Influence of formation in-situ stress on mechanical heterogeneity of shale through grid nanoindentation

Mechanical heterogeneity is a major characteristic of the organic-rich shale. The relation between mechanical heterogeneity and formation in-situ stress has been seldomly addressed but important to understand hydraulic fracture propagation, wellbore stability, and hydrocarbon flow. In this paper, the grid nanoindentation technique was used to characterize the heterogeneity of the mechanical properties of Longmaxi organic-rich shales from various burial depths and in-situ stress. The measured elastic modulus and hardness of each sample are deconvolved into three phases including soft phase, medium stiff phase and stiff phase according to mineral category. As the burial depth and corresponding in-situ stress increase, the overall elastic modulus and hardness of the sample enhance.
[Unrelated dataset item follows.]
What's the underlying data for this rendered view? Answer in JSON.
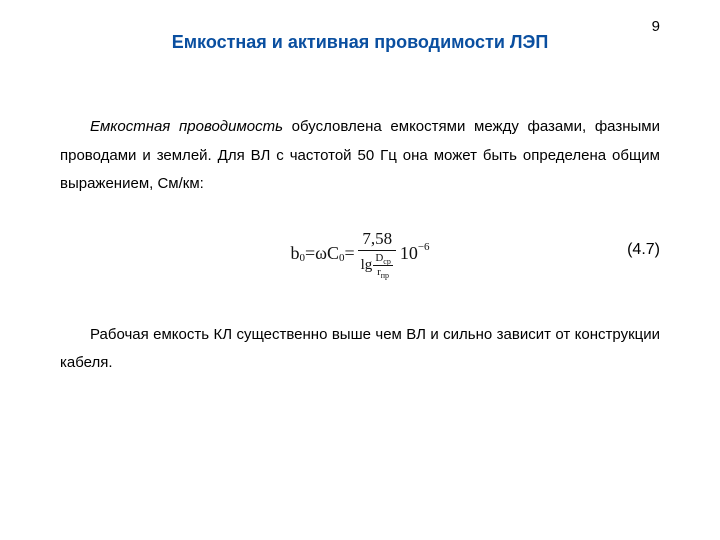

Simultaneously, the percentage of soft minerals decreases, and the probability distribution tends to concentrate through 95% confidence interval evaluation which demonstrates weakened heterogeneity. Furthermore, SEM images provide evidence that extended cracking, initiated cracking, crushing and ductile deforming always occur around indentation imprints. This confirms that even under deep buried depth and high in-situ stress, brittle fracture and ductile deformation can exist synchronously. This paper demonstrates the influence of in-situ stress on the heterogeneity of shale micromechanics.